N/A, Neurodegeneration leads to Neuroinflammation

According to its definition, neurodegeneration includes the death of neurons. Therefore, the KER describing the link between cell death and neuroinflammation is also applicable to this KER. However in neurodegenerative diseases and in Alzheimer's disease in particular, neurodegneration is associated with accumulation of modified/aggregated proteins (insoluble amyloid; hyperphosphorylated tau), which are recognised as potential triggers of neuroinflammation:

Proteinopathies associated with neurodegenerative disorders like Alzheimer’s disease (AD) and Parkinson’s disease (PD) may be sensed as damage associated molecular patterns (DAMPs) and thus activate microglia within the CNS. In animal neurodegeneration models and post-mortem brain samples from  patients suffering from neurodegenerative disorders often revealed the presence of activated microglia and the accumulation of inflammatory mediators at the lesion sites, which suggests a continuous crosstalk between the brain immune system and the injured neurons during neurodegeneration. Microglial are typically activated acutely in response to an initial triggering insult, but their continued presence in large numbers around the lesion areas may actually promote neuronal death despite the absence of the initial triggering insult. Inflammatory factors being released by dying neurons and/or actively secreted from the activated microglia aid in maintaining the vicious cycle between activated microglia and damaged neurons (Thundyil and Lim 2015).

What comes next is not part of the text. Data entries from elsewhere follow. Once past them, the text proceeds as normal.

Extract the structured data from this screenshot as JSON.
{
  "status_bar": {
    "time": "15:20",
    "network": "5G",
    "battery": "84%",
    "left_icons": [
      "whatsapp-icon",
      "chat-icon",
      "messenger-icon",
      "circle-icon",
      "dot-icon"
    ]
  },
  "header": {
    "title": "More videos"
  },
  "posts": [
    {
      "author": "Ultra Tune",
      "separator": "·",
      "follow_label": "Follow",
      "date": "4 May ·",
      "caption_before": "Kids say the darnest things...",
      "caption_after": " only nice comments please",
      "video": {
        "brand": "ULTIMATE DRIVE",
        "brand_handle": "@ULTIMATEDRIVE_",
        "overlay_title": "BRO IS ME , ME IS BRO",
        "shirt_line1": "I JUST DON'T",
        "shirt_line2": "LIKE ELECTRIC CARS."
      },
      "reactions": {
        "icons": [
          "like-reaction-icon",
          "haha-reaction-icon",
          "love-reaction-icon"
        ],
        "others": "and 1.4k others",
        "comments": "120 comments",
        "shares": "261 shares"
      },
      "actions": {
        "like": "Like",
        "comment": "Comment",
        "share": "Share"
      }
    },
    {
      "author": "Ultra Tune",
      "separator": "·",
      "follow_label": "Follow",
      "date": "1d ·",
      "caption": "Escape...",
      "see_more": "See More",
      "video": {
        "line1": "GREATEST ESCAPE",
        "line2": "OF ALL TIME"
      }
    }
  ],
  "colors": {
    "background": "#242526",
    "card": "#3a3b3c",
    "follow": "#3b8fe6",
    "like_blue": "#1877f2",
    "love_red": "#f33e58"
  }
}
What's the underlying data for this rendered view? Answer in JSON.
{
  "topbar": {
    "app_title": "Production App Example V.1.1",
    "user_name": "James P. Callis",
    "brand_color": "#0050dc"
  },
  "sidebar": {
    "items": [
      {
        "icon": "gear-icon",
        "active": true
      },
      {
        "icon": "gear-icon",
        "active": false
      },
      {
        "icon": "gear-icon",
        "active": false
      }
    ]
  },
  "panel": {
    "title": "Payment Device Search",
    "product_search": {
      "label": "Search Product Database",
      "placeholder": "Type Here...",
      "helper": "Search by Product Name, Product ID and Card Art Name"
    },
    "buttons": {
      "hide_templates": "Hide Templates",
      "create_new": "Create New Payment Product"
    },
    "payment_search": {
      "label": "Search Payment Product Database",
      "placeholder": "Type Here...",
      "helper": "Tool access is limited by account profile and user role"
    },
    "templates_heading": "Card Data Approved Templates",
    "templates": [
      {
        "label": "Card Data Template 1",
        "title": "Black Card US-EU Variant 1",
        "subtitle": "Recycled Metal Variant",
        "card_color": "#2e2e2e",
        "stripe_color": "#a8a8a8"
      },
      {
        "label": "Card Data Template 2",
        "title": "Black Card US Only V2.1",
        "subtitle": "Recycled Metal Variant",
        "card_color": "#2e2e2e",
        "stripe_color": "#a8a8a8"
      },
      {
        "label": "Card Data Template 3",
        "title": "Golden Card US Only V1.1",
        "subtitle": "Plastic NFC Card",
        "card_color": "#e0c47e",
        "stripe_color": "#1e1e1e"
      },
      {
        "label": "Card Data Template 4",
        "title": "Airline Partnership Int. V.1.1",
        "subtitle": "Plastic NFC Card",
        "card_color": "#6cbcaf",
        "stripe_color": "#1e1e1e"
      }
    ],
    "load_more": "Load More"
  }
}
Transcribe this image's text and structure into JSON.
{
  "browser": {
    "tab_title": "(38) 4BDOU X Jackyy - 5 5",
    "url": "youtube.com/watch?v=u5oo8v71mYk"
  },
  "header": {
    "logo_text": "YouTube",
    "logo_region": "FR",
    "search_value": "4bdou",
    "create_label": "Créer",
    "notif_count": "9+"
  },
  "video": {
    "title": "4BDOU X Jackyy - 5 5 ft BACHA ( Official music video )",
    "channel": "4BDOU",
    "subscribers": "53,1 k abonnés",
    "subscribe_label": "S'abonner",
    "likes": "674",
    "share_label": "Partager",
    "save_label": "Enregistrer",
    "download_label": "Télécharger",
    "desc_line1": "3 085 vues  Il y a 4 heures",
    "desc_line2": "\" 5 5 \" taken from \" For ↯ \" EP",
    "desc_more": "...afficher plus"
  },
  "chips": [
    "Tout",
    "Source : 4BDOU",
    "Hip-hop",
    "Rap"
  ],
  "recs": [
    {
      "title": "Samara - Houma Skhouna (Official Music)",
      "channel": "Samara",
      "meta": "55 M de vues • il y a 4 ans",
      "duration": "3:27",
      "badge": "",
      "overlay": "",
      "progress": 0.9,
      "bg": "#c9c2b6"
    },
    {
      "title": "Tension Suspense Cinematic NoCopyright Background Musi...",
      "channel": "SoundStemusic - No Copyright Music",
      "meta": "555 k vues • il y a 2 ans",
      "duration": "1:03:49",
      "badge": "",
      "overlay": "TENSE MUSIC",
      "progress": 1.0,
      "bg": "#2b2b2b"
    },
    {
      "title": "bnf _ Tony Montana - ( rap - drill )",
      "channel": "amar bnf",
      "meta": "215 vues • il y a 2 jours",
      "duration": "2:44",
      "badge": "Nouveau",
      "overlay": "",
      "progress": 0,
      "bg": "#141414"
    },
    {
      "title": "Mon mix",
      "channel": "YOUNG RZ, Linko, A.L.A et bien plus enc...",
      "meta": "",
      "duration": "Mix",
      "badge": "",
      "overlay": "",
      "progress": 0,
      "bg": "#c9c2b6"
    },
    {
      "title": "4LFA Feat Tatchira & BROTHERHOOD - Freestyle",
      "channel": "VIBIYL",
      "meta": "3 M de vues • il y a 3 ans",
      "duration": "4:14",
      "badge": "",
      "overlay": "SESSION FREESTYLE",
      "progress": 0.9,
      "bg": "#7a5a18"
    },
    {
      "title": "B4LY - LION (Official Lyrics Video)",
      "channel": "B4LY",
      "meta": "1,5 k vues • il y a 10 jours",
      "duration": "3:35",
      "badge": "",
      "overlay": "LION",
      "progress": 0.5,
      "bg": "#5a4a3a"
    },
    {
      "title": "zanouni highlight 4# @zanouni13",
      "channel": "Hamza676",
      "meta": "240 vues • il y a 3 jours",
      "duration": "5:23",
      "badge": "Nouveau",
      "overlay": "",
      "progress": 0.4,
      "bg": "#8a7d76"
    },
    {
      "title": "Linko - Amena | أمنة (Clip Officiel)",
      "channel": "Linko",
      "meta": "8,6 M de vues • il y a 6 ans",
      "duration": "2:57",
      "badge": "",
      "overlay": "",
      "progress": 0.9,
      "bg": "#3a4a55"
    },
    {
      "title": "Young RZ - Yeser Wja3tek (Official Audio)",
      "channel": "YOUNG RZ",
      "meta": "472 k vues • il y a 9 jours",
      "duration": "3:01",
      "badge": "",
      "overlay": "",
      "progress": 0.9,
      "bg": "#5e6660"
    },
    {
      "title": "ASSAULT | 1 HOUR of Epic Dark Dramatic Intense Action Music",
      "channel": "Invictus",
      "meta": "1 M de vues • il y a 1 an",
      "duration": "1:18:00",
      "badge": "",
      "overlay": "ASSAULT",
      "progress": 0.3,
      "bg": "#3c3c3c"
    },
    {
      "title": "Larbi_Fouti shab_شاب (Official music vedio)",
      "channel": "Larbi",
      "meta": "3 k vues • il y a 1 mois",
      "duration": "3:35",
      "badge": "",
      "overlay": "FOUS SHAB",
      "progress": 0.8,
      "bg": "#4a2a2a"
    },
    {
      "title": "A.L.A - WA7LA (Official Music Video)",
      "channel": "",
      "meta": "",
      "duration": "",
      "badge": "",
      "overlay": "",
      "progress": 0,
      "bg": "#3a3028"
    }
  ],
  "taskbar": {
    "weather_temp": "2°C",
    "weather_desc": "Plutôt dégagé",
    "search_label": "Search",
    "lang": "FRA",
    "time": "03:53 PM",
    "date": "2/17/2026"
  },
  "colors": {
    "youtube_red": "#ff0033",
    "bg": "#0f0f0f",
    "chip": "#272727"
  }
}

The fact that neuronal death can trigger neuroinflammation and that neuroinflammation can, in turn, cause neuronal degeneration, is known as a vicious circle, which is involved in the pathogeny of neurodegenerative diseases (Griffin et al., 1998; McGeer and Mc Geer, 1998; Blasko et al., 2004; Cacquevel et al., 2004; Barbeito et al., 2010; Rubio-Perez and Morillas-Ruiz, 2012; Thundyil and Lim, 2015).

Microglial cells are involved in the clearance of amyloid plaques (Querfurth and LaFerla, 2010), but can also be responsible for amyloid plaque formation (Streit and Sparks, 1997). As aging microglia seem to lose their ability to phagocytose (Floden and Combs, 2011), impaired clearance, as well as active deposition, can both contribute to amyloid plaque accumulation. 

Is it known how much change in the first event is needed to impact the second? Are there known modulators of the response-response relationships? Are there models or extrapolation approaches that help describe those relationships?

Quantitative evaluation of these KERs, when KEup and KEdown are measured in the same experiment in a dose and time dependent manner following exposure to DomA or GLF is not available.